The person was flown back from West Africa in isolation on a chartered flight, the NIH said in a statement Friday. The NIH admitted the patient to its high-level containment facility in Bethesda, Maryland. It's the same unit that treated nurse Nina Pham and that kept watch over a doctor and a nurse who were eventually found to have escaped infection.

"The unit staff is trained in strict infection control practices optimized to prevent spread of potentially transmissible agents such as Ebola. NIH is taking every precaution to ensure the safety of our patients, NIH staff, and the public," NIH said in a statement.

"NIH is taking every precaution to ensure the safety of our patients, NIH staff, and the public."

One American who had close contact with the patient will be flown to Atlanta and put into isolation, the Centers for Disease Control and Prevention said.

"The individual has not shown symptoms of Ebola and has not been diagnosed with Ebola. Upon arrival in Atlanta, the individual will voluntarily self-isolate and be under direct active monitoring for the 21-day incubation period," CDC said.

Ebola has infected more than 24,000 people in West Africa, killing more than 10,000. At least 800 of those infected were health care workers, the World Health Organization said.

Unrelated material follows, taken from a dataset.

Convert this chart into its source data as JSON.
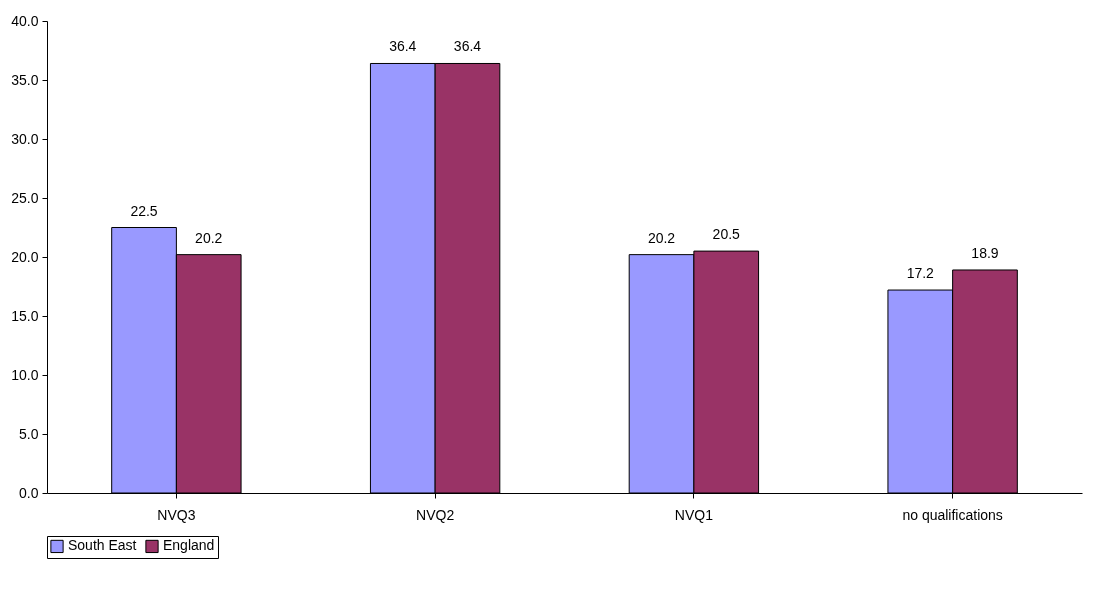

Of the 10 people treated for Ebola so far in the United States, eight have survived and two have died.

CDC has dozens of staffers working in West Africa to help fight Ebola and is helping track down anyone, including several Americans, who might have been in contact with the unidentified patient.

"Out of an abundance of caution, CDC and the State Department are developing contingency plans for returning those Americans with potential exposure."

"At this time, none of these individuals have tested positive for Ebola," CDC said in a statement.

"These individuals are volunteers in the Ebola response and are currently being monitored in Sierra Leone. Out of an abundance of caution, CDC and the State Department are developing contingency plans for returning those Americans with potential exposure to the U.S. by non-commercial air transport. Those individuals will voluntarily self-isolate and be under direct active monitoring for the 21-day incubation period."